If Advent is a time of preparation and a paring away of excess to ready ourselves for the incarnation then one of the freedoms offered in Advent is a chance to let go of the illusions that surround our perception and idea about God. Thomas Merton understood this when he wrote of the danger of seeing God as an ‘object’ alongside all the other ‘beings’. This makes God merely another being or object that can be demonstrated and discovered. Instead he understood God as the Absolute: beyond and within and the source and the ground of everything including all existing beings.

If God is the hidden ground of love from which everything comes and through which everything is sustained then God is also and only God is the source of all freedom.
Merton was very much urging his readers to look beyond in their search for freedom; to go beyond the accepted limits into something which is infinite and limitless. He wrote about the freedom to be subject to no-thing, and ‘therefore to live in All, through All, for All, by Him Who is All.’ Merton delineates this encompassing reality by his use of the capital letters. He saw this as about living in the spirit of Christ and where the Spirit of Truth blows where it wills, ‘The Truth shall make you free.’
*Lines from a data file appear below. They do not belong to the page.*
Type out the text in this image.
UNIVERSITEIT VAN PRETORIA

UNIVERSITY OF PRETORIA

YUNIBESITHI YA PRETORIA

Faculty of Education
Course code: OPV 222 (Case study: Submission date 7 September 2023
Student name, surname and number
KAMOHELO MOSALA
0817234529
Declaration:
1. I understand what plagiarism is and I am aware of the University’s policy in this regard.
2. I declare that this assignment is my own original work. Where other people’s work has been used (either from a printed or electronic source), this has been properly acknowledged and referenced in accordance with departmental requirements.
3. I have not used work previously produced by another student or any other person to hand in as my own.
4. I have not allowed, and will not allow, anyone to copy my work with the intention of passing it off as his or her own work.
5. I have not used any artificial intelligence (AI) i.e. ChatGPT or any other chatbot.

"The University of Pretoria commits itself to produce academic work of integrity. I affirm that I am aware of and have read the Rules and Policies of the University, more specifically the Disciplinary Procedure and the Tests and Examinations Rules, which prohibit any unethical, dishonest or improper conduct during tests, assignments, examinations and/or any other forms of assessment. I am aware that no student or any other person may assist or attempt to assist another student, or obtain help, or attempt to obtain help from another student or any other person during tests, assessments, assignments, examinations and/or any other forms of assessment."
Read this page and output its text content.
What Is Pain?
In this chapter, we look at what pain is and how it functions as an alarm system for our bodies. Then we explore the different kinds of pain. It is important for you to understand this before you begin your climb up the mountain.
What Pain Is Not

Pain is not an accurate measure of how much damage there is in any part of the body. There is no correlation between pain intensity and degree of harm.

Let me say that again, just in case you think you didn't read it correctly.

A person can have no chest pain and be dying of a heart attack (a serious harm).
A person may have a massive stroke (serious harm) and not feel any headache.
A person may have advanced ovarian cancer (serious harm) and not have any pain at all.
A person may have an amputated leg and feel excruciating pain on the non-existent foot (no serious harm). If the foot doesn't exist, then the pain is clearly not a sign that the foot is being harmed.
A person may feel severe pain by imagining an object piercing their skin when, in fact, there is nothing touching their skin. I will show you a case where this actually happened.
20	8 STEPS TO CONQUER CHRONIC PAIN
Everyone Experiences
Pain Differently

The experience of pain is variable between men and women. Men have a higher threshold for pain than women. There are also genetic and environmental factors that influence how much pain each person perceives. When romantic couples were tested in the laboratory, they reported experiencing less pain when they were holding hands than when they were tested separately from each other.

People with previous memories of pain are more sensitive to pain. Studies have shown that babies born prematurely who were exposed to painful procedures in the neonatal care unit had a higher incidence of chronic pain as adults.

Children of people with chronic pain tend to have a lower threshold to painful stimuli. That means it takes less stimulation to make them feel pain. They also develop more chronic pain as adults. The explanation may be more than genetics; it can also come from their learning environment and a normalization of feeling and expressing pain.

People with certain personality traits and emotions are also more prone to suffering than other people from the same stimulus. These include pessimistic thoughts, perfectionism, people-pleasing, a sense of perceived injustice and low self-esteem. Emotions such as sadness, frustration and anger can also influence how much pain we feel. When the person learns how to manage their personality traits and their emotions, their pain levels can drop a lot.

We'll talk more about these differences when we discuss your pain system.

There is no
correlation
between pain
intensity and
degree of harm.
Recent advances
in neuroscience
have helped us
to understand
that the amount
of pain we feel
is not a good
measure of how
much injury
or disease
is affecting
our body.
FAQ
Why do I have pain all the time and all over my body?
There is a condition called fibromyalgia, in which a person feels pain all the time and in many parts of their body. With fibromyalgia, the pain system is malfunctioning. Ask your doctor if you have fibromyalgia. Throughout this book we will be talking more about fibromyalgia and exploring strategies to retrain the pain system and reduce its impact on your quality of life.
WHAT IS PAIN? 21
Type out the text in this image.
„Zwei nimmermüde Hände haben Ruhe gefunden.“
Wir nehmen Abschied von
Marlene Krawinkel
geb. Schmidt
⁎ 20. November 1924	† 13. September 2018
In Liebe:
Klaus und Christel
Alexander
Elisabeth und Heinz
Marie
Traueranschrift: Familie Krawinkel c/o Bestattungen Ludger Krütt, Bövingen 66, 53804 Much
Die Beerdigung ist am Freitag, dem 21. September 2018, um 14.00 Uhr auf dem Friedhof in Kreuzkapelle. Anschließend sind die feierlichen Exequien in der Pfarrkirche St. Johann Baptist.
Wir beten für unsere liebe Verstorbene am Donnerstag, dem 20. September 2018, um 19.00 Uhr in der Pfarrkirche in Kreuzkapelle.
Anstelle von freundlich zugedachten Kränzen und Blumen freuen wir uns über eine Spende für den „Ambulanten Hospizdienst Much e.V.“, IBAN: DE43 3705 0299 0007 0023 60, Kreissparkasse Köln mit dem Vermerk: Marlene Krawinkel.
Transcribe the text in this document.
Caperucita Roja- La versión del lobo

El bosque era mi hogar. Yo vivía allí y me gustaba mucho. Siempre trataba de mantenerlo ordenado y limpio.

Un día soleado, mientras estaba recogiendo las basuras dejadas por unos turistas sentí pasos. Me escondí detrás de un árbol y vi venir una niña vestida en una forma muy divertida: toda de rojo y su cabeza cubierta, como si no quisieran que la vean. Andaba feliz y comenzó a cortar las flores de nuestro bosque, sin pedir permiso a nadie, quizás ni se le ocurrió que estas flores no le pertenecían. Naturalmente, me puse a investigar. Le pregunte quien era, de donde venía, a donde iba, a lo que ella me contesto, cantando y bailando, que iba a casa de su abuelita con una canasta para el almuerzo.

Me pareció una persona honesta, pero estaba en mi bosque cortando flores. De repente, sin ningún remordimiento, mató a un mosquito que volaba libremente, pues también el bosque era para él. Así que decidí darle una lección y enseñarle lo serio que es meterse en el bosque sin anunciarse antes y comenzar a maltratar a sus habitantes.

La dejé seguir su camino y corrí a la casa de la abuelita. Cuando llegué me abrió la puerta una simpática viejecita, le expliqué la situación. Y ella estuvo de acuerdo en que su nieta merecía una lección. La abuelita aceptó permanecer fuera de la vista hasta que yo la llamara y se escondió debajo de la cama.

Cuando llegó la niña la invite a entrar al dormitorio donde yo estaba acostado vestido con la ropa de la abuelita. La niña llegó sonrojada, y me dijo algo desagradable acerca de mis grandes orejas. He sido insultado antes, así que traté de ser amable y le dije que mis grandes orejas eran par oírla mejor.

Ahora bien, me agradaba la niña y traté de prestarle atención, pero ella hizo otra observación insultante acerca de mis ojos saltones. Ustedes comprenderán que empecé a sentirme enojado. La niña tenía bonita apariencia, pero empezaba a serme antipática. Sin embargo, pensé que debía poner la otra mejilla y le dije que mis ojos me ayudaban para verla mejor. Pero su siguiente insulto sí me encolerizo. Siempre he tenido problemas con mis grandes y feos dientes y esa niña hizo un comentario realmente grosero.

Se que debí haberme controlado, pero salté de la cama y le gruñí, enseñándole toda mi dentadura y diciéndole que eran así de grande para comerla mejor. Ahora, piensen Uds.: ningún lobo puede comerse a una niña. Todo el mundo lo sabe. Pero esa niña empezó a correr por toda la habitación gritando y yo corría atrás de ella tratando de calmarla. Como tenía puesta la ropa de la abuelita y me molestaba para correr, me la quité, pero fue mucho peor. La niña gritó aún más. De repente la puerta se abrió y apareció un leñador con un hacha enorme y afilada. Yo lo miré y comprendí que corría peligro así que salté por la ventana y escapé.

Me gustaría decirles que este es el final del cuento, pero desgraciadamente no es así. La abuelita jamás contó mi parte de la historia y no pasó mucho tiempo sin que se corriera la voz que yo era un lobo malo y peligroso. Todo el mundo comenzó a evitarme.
This is the freedom that comes with the recognition that we are made in the image of God and the awakening to the true self by as Merton puts it so beautifully : ‘the promptings of a Superior Freedom’.

The further freedom that comes with this is about the interconnectedness of all beings and of all of creation and so loving my neighbour is demanded by an inner truth whereby we all find our inner identity in God. The true freedom is an experience and not something that we can learn about or gain through following the rules. It is spontaneous, Merton calls it a freedom of spontaneity, and here there are connections with what Donald Winnicott called the spontaneous gesture. This is the freedom to be true to oneself without self-consciousness or artifice.

When Merton writes that perfect spiritual freedom is a total inability to make any evil choice, I fear that Carl Jung would ask where the shadow is. Perhaps Merton sees the shadow then as sufficiently integrated to mean that there is enough insight to make a choice in terms of truth and in and through Christ.